I've been asked to share my story at a SAVE (Students Against Violence Everywhere) safe driving workshop that's being held in Biloxi in January. I will be speaking to groups of students from all over the state who are working to promote safe driving in their own schools and communities, and hopefully will have the privilege to continue to work with them and other organizations to promote safe driving. Needless to say, I. Am. Pumped. (And SO SCARED) I love being able to use my words in a positive and (hopefully) effective way.
I am officially going back to school full time, and will be completing my senior elementary ed block this spring. I will be taking the classes online and will do my practicum at schools in the Jackson area while I continue rehab. TEACHER ALEXA IS BACK, PEOPLE. I can't wait to be back in my element doing what I'm good at.
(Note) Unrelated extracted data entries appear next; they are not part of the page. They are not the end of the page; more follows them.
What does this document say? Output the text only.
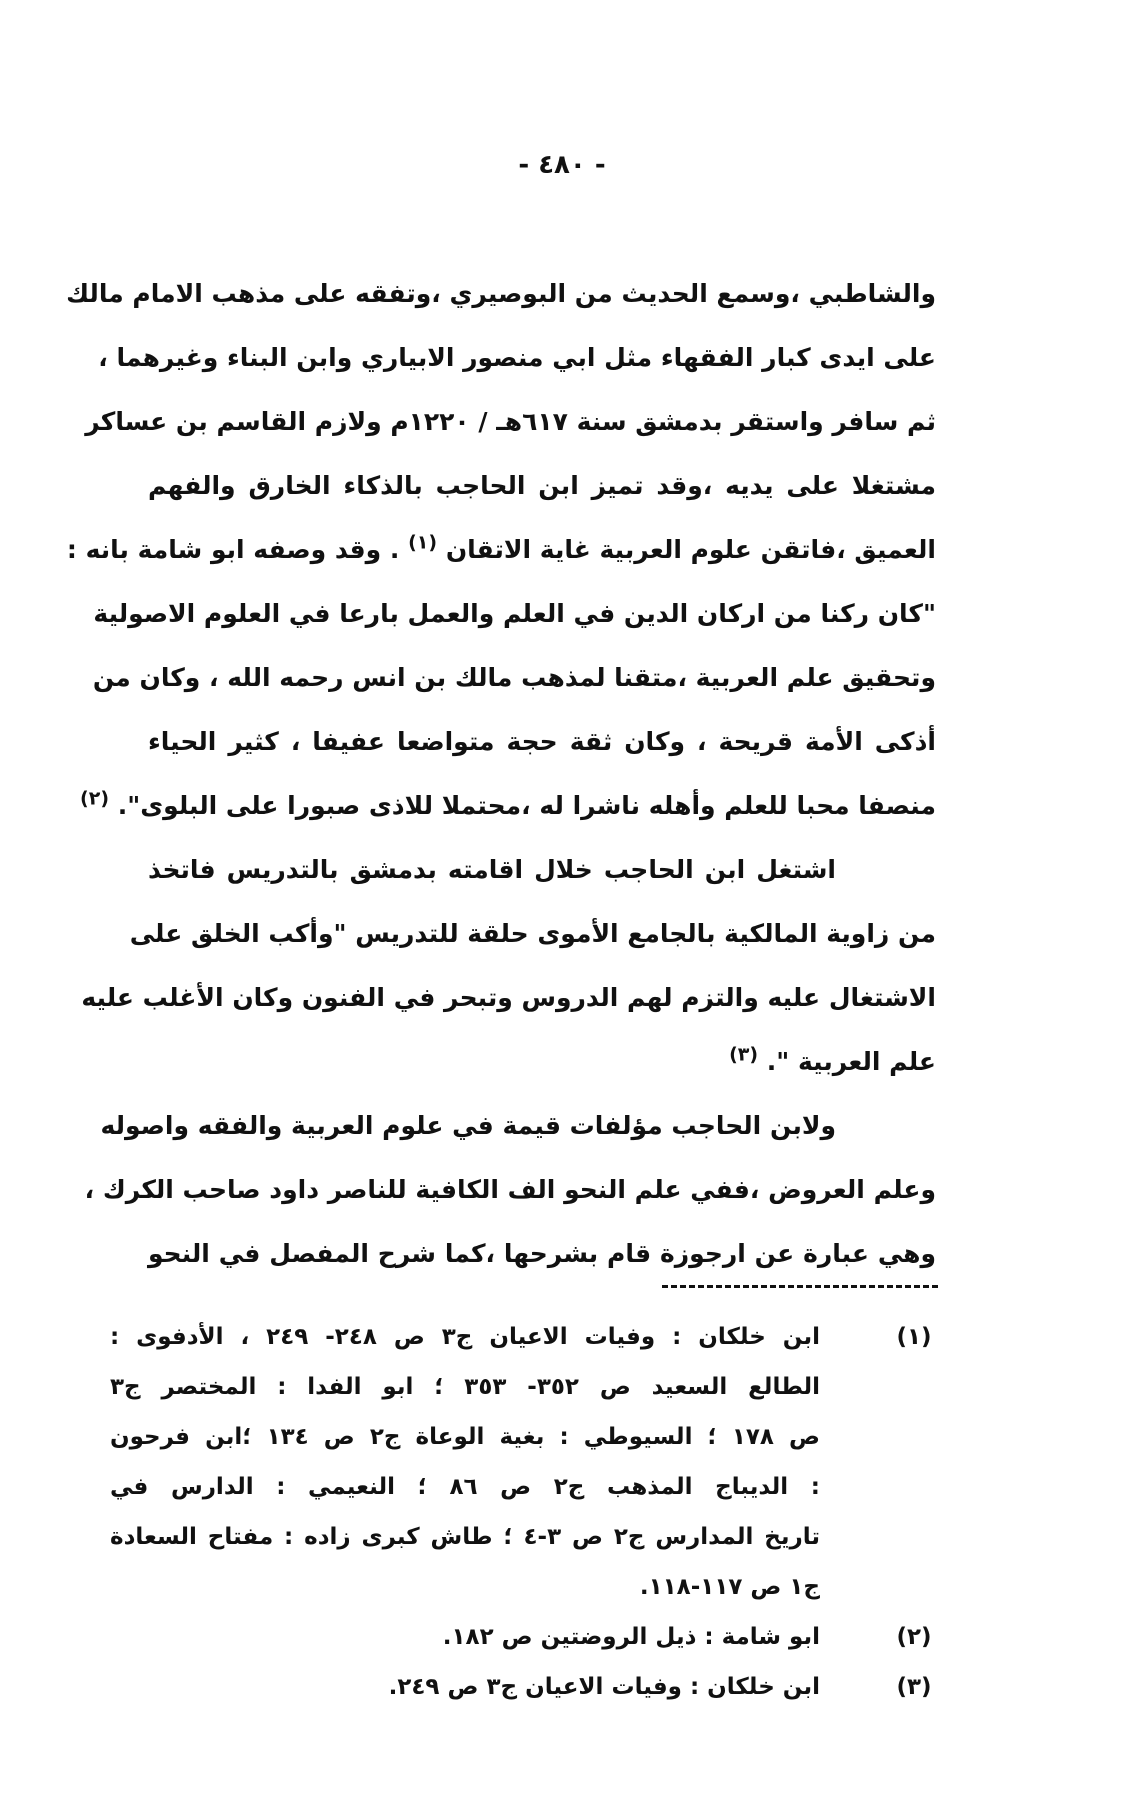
- ٤٨٠ -
والشاطبي ،وسمع الحديث من البوصيري ،وتفقه على مذهب الامام مالك
على ايدى كبار الفقهاء مثل ابي منصور الابياري وابن البناء وغيرهما ،
ثم سافر واستقر بدمشق سنة ٦١٧هـ / ١٢٢٠م ولازم القاسم بن عساكر
مشتغلا على يديه ،وقد تميز ابن الحاجب بالذكاء الخارق والفهم
العميق ،فاتقن علوم العربية غاية الاتقان $^{(١)}$ . وقد وصفه ابو شامة بانه :
"كان ركنا من اركان الدين في العلم والعمل بارعا في العلوم الاصولية
وتحقيق علم العربية ،متقنا لمذهب مالك بن انس رحمه الله ، وكان من
أذكى الأمة قريحة ، وكان ثقة حجة متواضعا عفيفا ، كثير الحياء
منصفا محبا للعلم وأهله ناشرا له ،محتملا للاذى صبورا على البلوى". $^{(٢)}$
اشتغل ابن الحاجب خلال اقامته بدمشق بالتدريس فاتخذ
من زاوية المالكية بالجامع الأموى حلقة للتدريس "وأكب الخلق على
الاشتغال عليه والتزم لهم الدروس وتبحر في الفنون وكان الأغلب عليه
علم العربية ". $^{(٣)}$
ولابن الحاجب مؤلفات قيمة في علوم العربية والفقه واصوله
وعلم العروض ،ففي علم النحو الف الكافية للناصر داود صاحب الكرك ،
وهي عبارة عن ارجوزة قام بشرحها ،كما شرح المفصل في النحو
(١)
ابن خلكان : وفيات الاعيان ج٣ ص ٢٤٨- ٢٤٩ ، الأدفوى :
الطالع السعيد ص ٣٥٢- ٣٥٣ ؛ ابو الفدا : المختصر ج٣
ص ١٧٨ ؛ السيوطي : بغية الوعاة ج٢ ص ١٣٤ ؛ابن فرحون
: الديباج المذهب ج٢ ص ٨٦ ؛ النعيمي : الدارس في
تاريخ المدارس ج٢ ص ٣-٤ ؛ طاش كبرى زاده : مفتاح السعادة
ج١ ص ١١٧-١١٨.
(٢)
ابو شامة : ذيل الروضتين ص ١٨٢.
(٣)
ابن خلكان : وفيات الاعيان ج٣ ص ٢٤٩.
I will (fingers crossed) be discharged from rehab by summer, and will hopefully be making the move to the Washington DC area where I will complete my student teaching and graduate in December. I will apply to grad school to get my masters in Reading Education, and work on getting a teaching position at a struggling school in the city where I can work hard to play a part in closing the word gap and giving low-income students the education they deserve.
But the biggest, best, and most exciting thing I can say is that, thanks to my PTs and Bioness leg braces (the robot legs), I will be WALKING into this new year.
Here's to a new year, that will hopefully be filled with much more walking, teaching, and pure happiness than 2014. Here's to every single rehabilitation professional who loves what they do and works hard for those of us who find ourselves in an awful situation.
And here's to you. Especially those of you who have sat with me at the hospital and loved me in my bad moods and brought the party to me when I couldn't leave the house. Thank you all so much for loving, encouraging, and praying for me. I will always have so much love in my heart for every single one of you.
Happy New Year, peeps. Let's get this party started! xo.